The evidence continues to build that there will be no sophomore slump for Dallas’ second-year quarterback, Dak Prescott.

NFL: Dallas Cowboys-Minicamp Matthew Emmons-USA TODAY Sports

It is a burning question for the Dallas Cowboys. Was the phenomenal debut of Dak Prescott a true sign of things to come, or was it a deceptive performance by an unknown quantity that will be nullified by wily defensive coordinators? The worry is that Prescott will fall into the dreaded “sophomore slump”. However, that may be as much a myth as anything.

For every player who has suffered through a down year in their second season, you can find a player who improved in year two. Russell Wilson didn’t just improve his statistics slightly in his second season with the Seahawks. He led the team to a commanding 43-8 Super Bowl win over the Denver Broncos.

Panthers linebacker Luke Kuechly was the league’s Defensive Rookie of the Year in 2012. He didn’t miss a beat in his second season and was named the 2013 NFL Defensive Player of the Year.

We’ve all seen the reports about how prepared Prescott was coming into OTAs, and how he looks much better than he did a year ago (helped, no doubt, by now being the number one QB instead of mired in the third spot). The main argument against him having a successful followup to his debut is that idea of teams knowing how to counter. They have seen how he plays, and can now game plan to stop him.

But that may not really work. Football Outsiders’ analyst Scott Kacsmar took a look at how the performance of quarterbacks in the NFL was affected by pressure. And something about Prescott stood out in his analysis.

As for quarterbacks who did qualify for single-season rate records, only Colin Kaepernick and rookie Dak Prescott managed to avoid throwing a single interception while under pressure in 2016. The Cowboys controlled most games last season, but the 49ers often trailed; that's further evidence that Kaepernick, who remains a free agent, played better than his reputation. As for Prescott, he ranked just 24th in pressure rate despite the reputation of his offensive line. However, he had the fifth-best DVOA when pressured (-30.5%). He was also third when not pressured (77.4%), making him the only quarterback to rank in the top five in both categories last season. Tom Brady was the next closest at sixth with pressure, second without it.

Actually, a couple of things are tucked away in there. First, pressure did not faze Prescott at all.
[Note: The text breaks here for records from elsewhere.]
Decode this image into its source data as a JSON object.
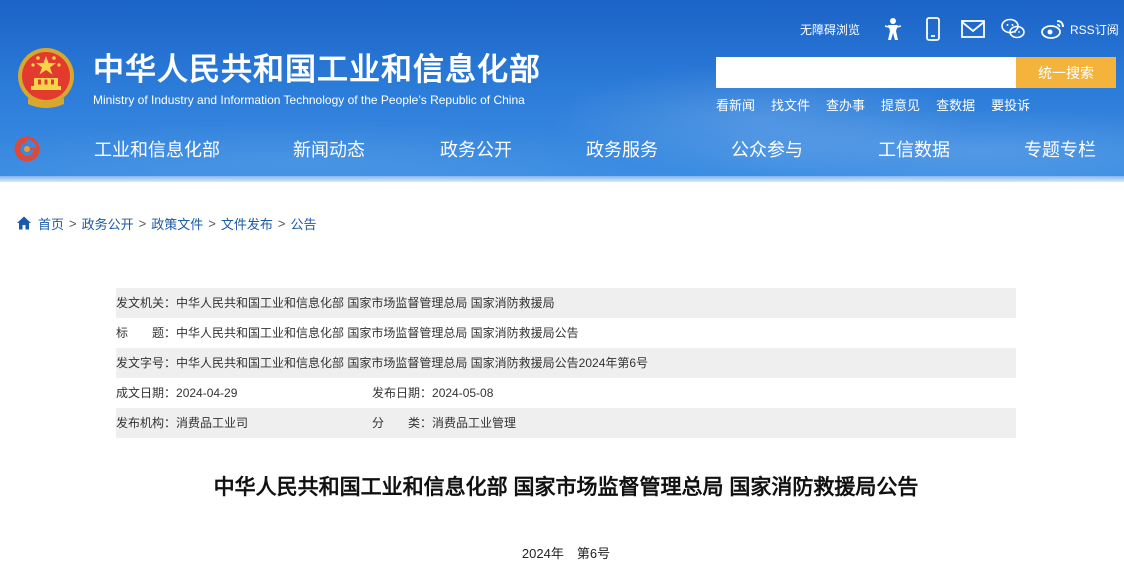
{
  "header": {
    "site_title": "中华人民共和国工业和信息化部",
    "site_subtitle": "Ministry of Industry and Information Technology of the People’s Republic of China",
    "accessibility_label": "无障碍浏览",
    "rss_label": "RSS订阅",
    "search": {
      "placeholder": "",
      "value": "",
      "button_label": "统一搜索"
    },
    "quick_links": [
      "看新闻",
      "找文件",
      "查办事",
      "提意见",
      "查数据",
      "要投诉"
    ],
    "colors": {
      "header_blue": "#2a7ad8",
      "search_button": "#f4b33a"
    },
    "tool_icons": [
      "accessibility-icon",
      "mobile-icon",
      "mail-icon",
      "wechat-icon",
      "weibo-icon"
    ]
  },
  "nav": {
    "items": [
      "工业和信息化部",
      "新闻动态",
      "政务公开",
      "政务服务",
      "公众参与",
      "工信数据",
      "专题专栏"
    ]
  },
  "breadcrumb": [
    "首页",
    "政务公开",
    "政策文件",
    "文件发布",
    "公告"
  ],
  "meta": {
    "issuer_label": "发文机关：",
    "issuer": "中华人民共和国工业和信息化部 国家市场监督管理总局 国家消防救援局",
    "title_label": "标　　题：",
    "title": "中华人民共和国工业和信息化部 国家市场监督管理总局 国家消防救援局公告",
    "doc_no_label": "发文字号：",
    "doc_no": "中华人民共和国工业和信息化部 国家市场监督管理总局 国家消防救援局公告2024年第6号",
    "created_label": "成文日期：",
    "created": "2024-04-29",
    "published_label": "发布日期：",
    "published": "2024-05-08",
    "org_label": "发布机构：",
    "org": "消费品工业司",
    "category_label": "分　　类：",
    "category": "消费品工业管理"
  },
  "article": {
    "title": "中华人民共和国工业和信息化部 国家市场监督管理总局 国家消防救援局公告",
    "doc_number": "2024年　第6号"
  }
}
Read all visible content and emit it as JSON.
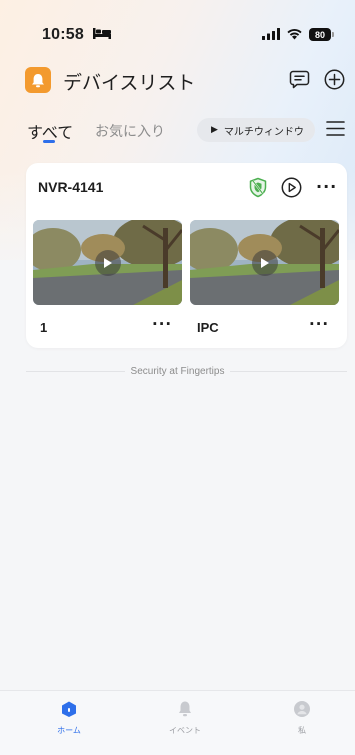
{
  "status_bar": {
    "time": "10:58",
    "battery": "80"
  },
  "header": {
    "title": "デバイスリスト"
  },
  "tabs": {
    "all": "すべて",
    "favorites": "お気に入り",
    "multi_window": "マルチウィンドウ"
  },
  "device": {
    "name": "NVR-4141",
    "more": "···",
    "cameras": [
      {
        "name": "1",
        "more": "···"
      },
      {
        "name": "IPC",
        "more": "···"
      }
    ]
  },
  "footer": {
    "tagline": "Security at Fingertips"
  },
  "bottom_nav": {
    "items": [
      {
        "label": "ホーム",
        "icon": "home-icon"
      },
      {
        "label": "イベント",
        "icon": "bell-icon"
      },
      {
        "label": "私",
        "icon": "person-icon"
      }
    ]
  },
  "colors": {
    "accent": "#2e6fea",
    "logo": "#f39a2e",
    "shield": "#4caf50"
  }
}
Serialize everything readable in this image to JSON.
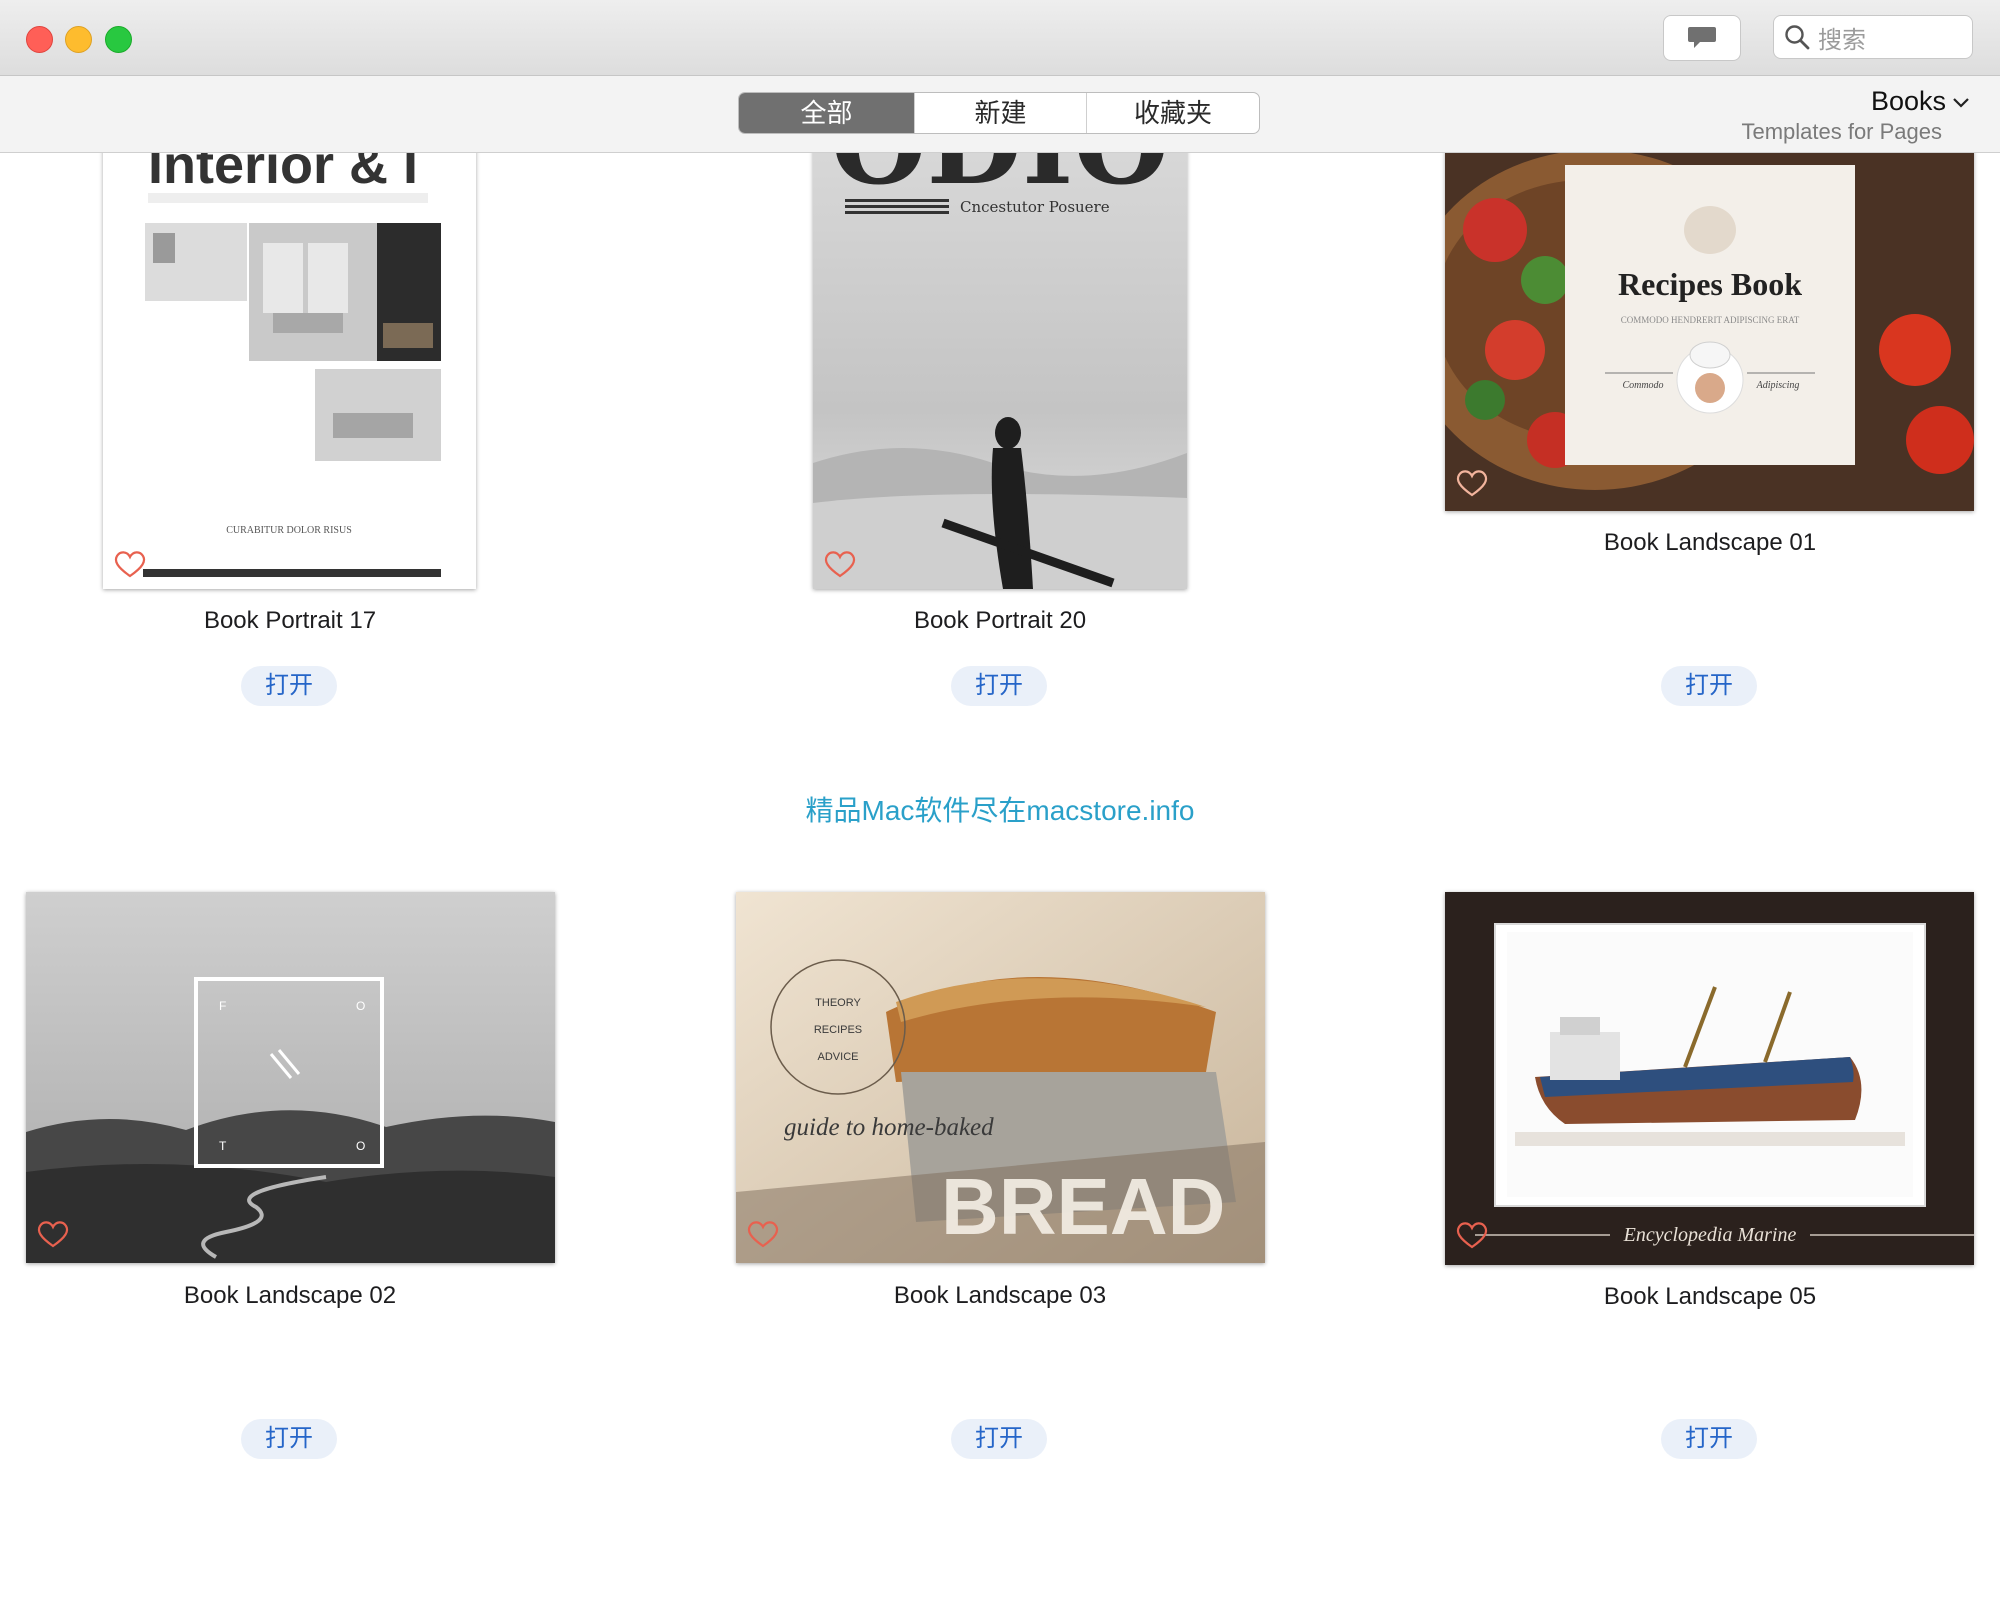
{
  "window": {
    "search_placeholder": "搜索"
  },
  "toolbar": {
    "tabs": [
      {
        "label": "全部",
        "active": true
      },
      {
        "label": "新建",
        "active": false
      },
      {
        "label": "收藏夹",
        "active": false
      }
    ],
    "category": {
      "title": "Books",
      "subtitle": "Templates for Pages"
    }
  },
  "templates": [
    {
      "name": "Book Portrait 17",
      "open_label": "打开",
      "cover_title": "Interior & I",
      "cover_footer": "CURABITUR DOLOR RISUS"
    },
    {
      "name": "Book Portrait 20",
      "open_label": "打开",
      "cover_title": "ODIO",
      "cover_subtitle": "Cncestutor Posuere"
    },
    {
      "name": "Book Landscape 01",
      "open_label": "打开",
      "cover_title": "Recipes Book",
      "cover_tagline": "COMMODO HENDRERIT ADIPISCING ERAT",
      "cover_left": "Commodo",
      "cover_right": "Adipiscing"
    },
    {
      "name": "Book Landscape 02",
      "open_label": "打开",
      "cover_letters": [
        "F",
        "O",
        "T",
        "O"
      ]
    },
    {
      "name": "Book Landscape 03",
      "open_label": "打开",
      "cover_circle": [
        "THEORY",
        "RECIPES",
        "ADVICE"
      ],
      "cover_script": "guide  to  home-baked",
      "cover_title": "BREAD"
    },
    {
      "name": "Book Landscape 05",
      "open_label": "打开",
      "cover_title": "Encyclopedia Marine"
    }
  ],
  "watermark": "精品Mac软件尽在macstore.info",
  "colors": {
    "accent": "#2565c8",
    "button_bg": "#eaf0f9",
    "watermark": "#2aa0c9",
    "heart": "#e8614f",
    "segment_active": "#707070"
  }
}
He did face a good bit of it despite the reputation of the line, which at first seems a bit disturbing. However, there are some other reasons why he may have been pressured a bit more as a rookie. No matter how fast he learned the game and applied things on the field, he still cannot have been able to process things and decide as rapidly as a more experienced quarterback (of similar ability). That means he had to hold onto the ball a tick or two more than he will as he gains more experience, which gave the opposing defenses that much more time to come after him. And despite that, he was still superb whether pressured or not. He recently was named the fourteenth best player overall in’s rankings by other players, which has led to the annual controversy about just how legitimate that little beauty contest is. But the numbers Kascmar came up with reveal that there is a legitimate basis for the regard his peers have for him. In those areas, he is in fact a top five quarterback.

And those figures were for the entire season, one in which Prescott was clearly improving as he learned the game and was able to take on more and more of the playbook. By the latter half of the season, he was playing at a much higher level, and Bob Sturm thought it was a good time to put out the link to his Decoding Linehan post following last year’s Thanksgiving game against Washington, when Prescott was operating at or near his peak level for the season. That game is a good indicator of the quarterback the NFL will be facing this fall.

11 Personnel (1 running back, 1 tight end, 3 wide receivers) is what this team produces out of and makes you declare how you plan to stop this running game. 11 Personnel is almost always going to be Elliott at RB, with Witten, Beasley, Williams, and Bryant. This grouping requires at least five DBs because you want - at worst - a safety up top and then man coverage on each of the four receivers. Also, you better not try to match up a linebacker on Elliott, because he will run right by him, so the defense often will go dime. That means six defensive backs, of course, and this then means you only have five "bigs" left. Often, they try to stay nickel and use four DL and two LBs because they know if they go dime, then the Cowboys will run the ball right down their throat.

This is what I mean when I suggest that the defense cannot be right. Whichever they choose, Linehan and Dak go the other way. They are just playing probabilities. With these odds, we think we can have this much success. You go dime, we run. You go nickel, we pass into man coverage all day and we think we have guys who can win against man.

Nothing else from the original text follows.